Visakhapatnam Steel Plant unions oppose Andhra Pradesh government's decision to sell its stake in Gangavaram port

Published : June 16, 2021 11:19 IST

A view of Gangavaram port. Photo: The Hindu Archives

The Y.S. Jagan Mohan Reddy government in Andhra Pradesh has repeatedly urged the Narendra Modi government not to privatise the Rashtriya Ispat Nigam Ltd-Visakhapatnam Steel Plant (RINL-VSP), a Navaratna public sector enterprise and India’s only shore-based steel plant. However, it has decided to sell its 10.39 per cent stake in Gangavaram port, a modern deep-sea port located at Visakhapatnam, to Adani Ports and Special Economic Zone Limited (APSEZ), one of India’s largest commercial ports operators. The move has been opposed by employees’ unions and even business forums such as the Forum for Development of North Andhra (FDNA) for good reason: 80 per cent of the steel plant’s business passes through this port.

During the first week of May, the Andhra Pradesh Cabinet declared its intention to offload its stake in Gangavaram Port Limited (GPL) to APSEZ for around Rs.645 crore, a price that, according to many, is much lower than even the market price fixed by the Registration and Stamps Department for the 2,800 acres of land allotted to Gangavaram port by successive State governments.

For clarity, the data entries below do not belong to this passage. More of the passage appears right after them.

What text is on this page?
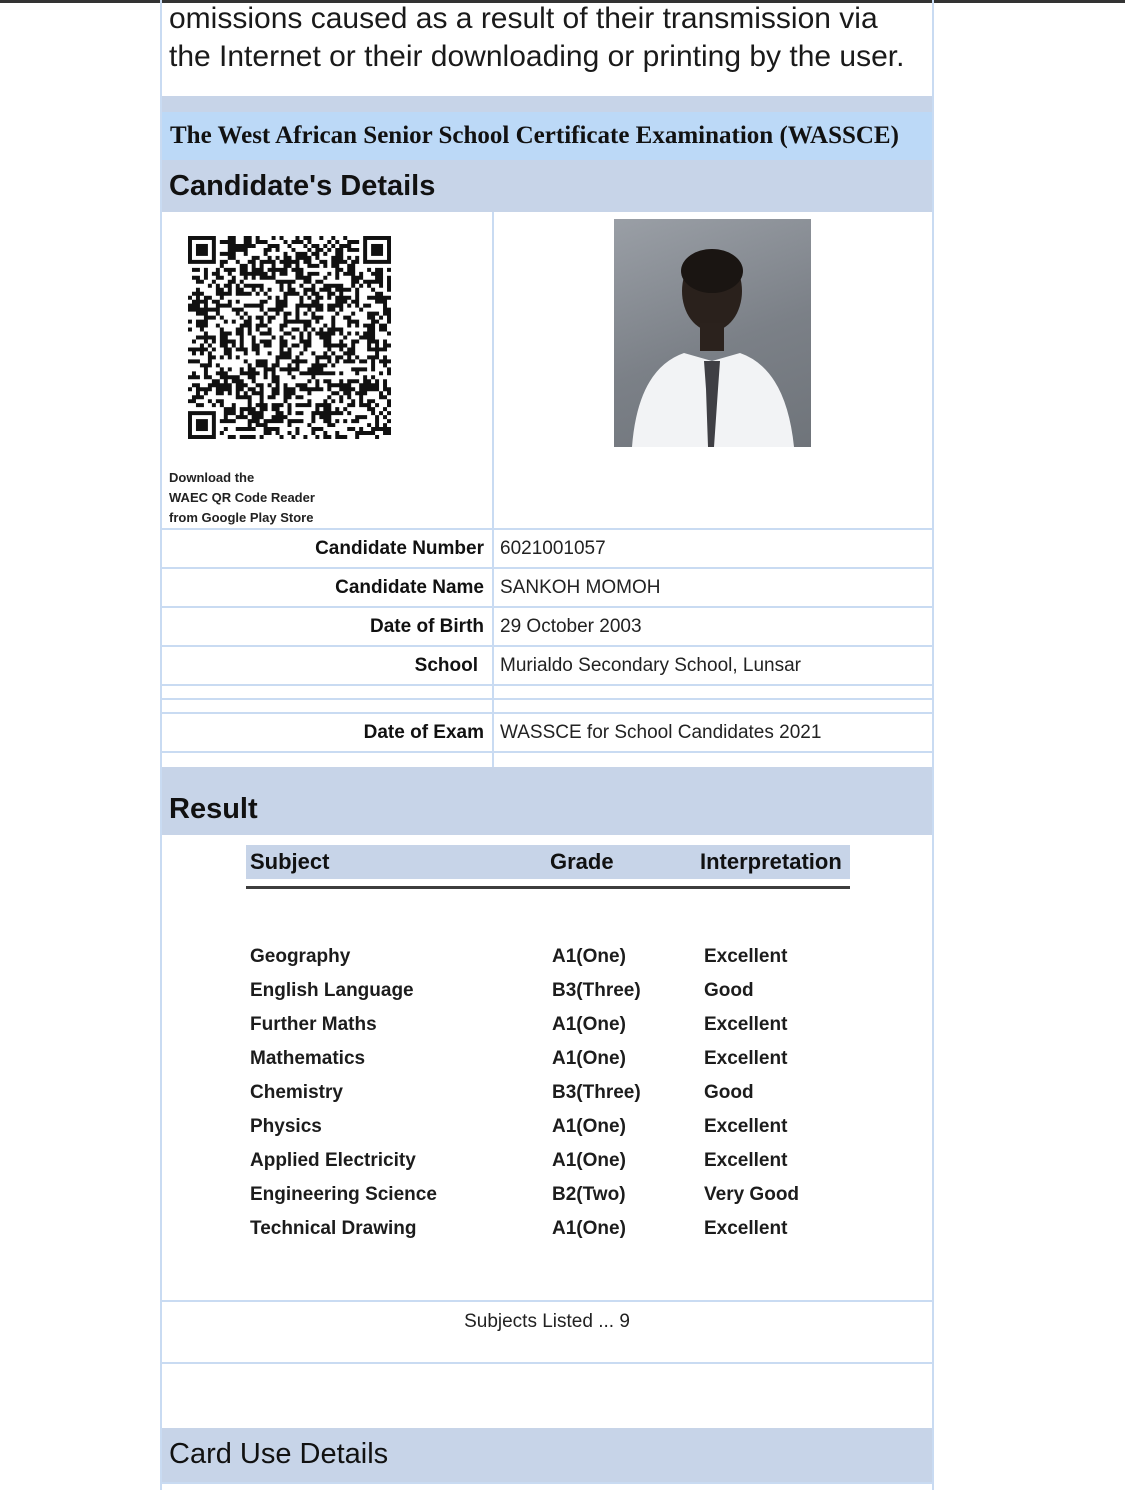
omissions caused as a result of their transmission via
the Internet or their downloading or printing by the user.
The West African Senior School Certificate Examination (WASSCE)
Candidate's Details
Download the
WAEC QR Code Reader
from Google Play Store
Candidate Number 6021001057
Candidate Name SANKOH MOMOH
Date of Birth 29 October 2003
School Murialdo Secondary School, Lunsar
Date of Exam WASSCE for School Candidates 2021
Result
Subject	Grade	Interpretation
Geography	A1(One)	Excellent
English Language	B3(Three)	Good
Further Maths	A1(One)	Excellent
Mathematics	A1(One)	Excellent
Chemistry	B3(Three)	Good
Physics	A1(One)	Excellent
Applied Electricity	A1(One)	Excellent
Engineering Science	B2(Two)	Very Good
Technical Drawing	A1(One)	Excellent
Subjects Listed ... 9
Card Use Details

The Gangavaram port was inaugurated in July 2009 by the late Andhra Pradesh Chief Minister Y.S. Rajasekhara Reddy, but it had been functioning since August 2008. Developed on a public private partnership model, the then State government had conducted a global bid process and selected a consortium led by D. Venkata Satyanarayana Raju, the co-founder of IT services firm Satyam Computer Services Ltd, to develop and operate the port. The government’s share of equity was 10.39 per cent. In August 2004, in pursuance of a Union Cabinet resolution of 2002, RINL-VSP handed over around 1,100 acres of land to the Andhra Pradesh government for development of the port. The State government paid Rs.20.02 crore to RINL-VSP for the land. The State government had given the same land a few years earlier to RINL-VSP for the development of a captive port and for afforestation around the steel plant.

In March, APSEZ announced the acquisition of Warburg Pincus’s 31.5 per cent stake in GPL and, a few weeks later, the 58.1 per cent stake held by D.V.S. Raju and family in GPL. The Competition Commission of India has already accorded APSEZ the requisite permissions to acquire the total 89.61 per cent stake in GPL. The Jagan Mohan Reddy government’s stake sale to APSEZ will, therefore, result in Gangavaram port becoming a wholly owned private port, something that is not acceptable to the labour unions.

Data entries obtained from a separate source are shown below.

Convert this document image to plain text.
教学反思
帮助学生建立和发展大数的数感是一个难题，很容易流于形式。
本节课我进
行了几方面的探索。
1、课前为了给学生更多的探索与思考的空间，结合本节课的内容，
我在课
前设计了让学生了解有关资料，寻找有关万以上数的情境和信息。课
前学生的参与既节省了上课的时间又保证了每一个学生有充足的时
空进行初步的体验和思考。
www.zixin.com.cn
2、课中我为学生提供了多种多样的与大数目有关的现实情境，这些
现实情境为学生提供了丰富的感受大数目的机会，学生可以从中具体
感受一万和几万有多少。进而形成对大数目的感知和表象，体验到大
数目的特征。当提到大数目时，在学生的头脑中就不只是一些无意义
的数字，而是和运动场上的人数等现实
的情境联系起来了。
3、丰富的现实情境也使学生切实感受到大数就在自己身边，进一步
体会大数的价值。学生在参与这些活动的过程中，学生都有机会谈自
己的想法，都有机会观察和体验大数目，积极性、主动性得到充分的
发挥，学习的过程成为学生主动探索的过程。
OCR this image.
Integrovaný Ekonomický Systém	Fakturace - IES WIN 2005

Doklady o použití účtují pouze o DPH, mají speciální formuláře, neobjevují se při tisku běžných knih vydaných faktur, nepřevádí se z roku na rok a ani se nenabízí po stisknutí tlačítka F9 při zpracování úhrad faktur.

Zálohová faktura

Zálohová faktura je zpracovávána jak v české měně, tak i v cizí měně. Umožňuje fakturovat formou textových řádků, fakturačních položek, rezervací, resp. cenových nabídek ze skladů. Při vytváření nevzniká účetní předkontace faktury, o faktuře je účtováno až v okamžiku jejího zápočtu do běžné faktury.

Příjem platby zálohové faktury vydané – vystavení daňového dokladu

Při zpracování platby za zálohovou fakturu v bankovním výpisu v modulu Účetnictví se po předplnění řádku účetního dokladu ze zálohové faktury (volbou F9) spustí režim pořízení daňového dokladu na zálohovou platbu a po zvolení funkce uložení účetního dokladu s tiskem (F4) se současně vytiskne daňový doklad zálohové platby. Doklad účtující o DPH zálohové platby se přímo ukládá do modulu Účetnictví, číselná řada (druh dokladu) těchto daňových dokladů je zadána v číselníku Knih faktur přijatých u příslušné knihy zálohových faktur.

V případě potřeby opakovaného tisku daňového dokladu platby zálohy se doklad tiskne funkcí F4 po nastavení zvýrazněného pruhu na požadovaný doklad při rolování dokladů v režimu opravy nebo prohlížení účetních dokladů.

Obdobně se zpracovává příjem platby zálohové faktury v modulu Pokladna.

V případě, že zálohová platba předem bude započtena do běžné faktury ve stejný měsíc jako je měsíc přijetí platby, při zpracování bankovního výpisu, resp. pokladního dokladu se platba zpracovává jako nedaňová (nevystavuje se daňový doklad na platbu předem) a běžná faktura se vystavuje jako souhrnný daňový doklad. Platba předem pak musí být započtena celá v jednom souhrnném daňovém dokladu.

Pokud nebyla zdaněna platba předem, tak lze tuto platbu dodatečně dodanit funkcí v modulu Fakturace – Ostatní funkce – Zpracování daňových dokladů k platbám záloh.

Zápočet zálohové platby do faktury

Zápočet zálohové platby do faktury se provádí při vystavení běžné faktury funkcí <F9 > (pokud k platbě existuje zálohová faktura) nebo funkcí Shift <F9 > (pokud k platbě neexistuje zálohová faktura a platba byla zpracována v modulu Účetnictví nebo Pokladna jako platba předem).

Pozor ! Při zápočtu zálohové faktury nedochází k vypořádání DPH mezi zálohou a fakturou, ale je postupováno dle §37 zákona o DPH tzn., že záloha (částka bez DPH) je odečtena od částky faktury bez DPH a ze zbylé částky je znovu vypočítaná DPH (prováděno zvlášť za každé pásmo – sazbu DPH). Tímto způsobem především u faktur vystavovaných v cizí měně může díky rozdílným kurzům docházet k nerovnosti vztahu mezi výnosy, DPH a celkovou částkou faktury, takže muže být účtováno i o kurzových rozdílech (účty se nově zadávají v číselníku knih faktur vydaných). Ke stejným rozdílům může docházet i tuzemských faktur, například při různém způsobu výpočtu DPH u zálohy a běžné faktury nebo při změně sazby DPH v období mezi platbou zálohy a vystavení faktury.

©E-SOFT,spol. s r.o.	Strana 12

In the early 2000s, RINL-VSP had come forward to set up a captive port at Gangavaram, but this did not find favour with the then State government, which was keen to set up a minor port at Gangavaram, adjacent to the steel plant, and allow the ownership of the port be in private’s hands. In keeping with this philosophy, the aforesaid 1,100 acres of land was passed on to the State government. Besides the financial amount, RINL-VSL was also provided land as compensation for the land it lost, but a hundred kilometres away from the coast, at Kotapadu.

Speaking to Frontline, J. Ayodhyaram, president of the RINL-VSP recognised union, said: “If the proposal to build a satellite port in association with the Visakhapatnam Port Trust had materialised, RINL-VSP would have had a port of its own, earning profits in the range of Rs.700 crore per annum.”

Unions are collectively of the opinion that the State government should transfer its 10.39 per cent stake in GPL to RINL-VSP. Doing this, they say, will allow the steel plant to exercise some control over the port, which is important given the heavy dependence of RINL-VSP on the port. Union members also expressed apprehensions that once the government sold away its 10.39 per cent stake in the port to APSEZ, the steel plant could be forced to enter into fresh agreements with the new management of the port and face a substantial hike in freight charges.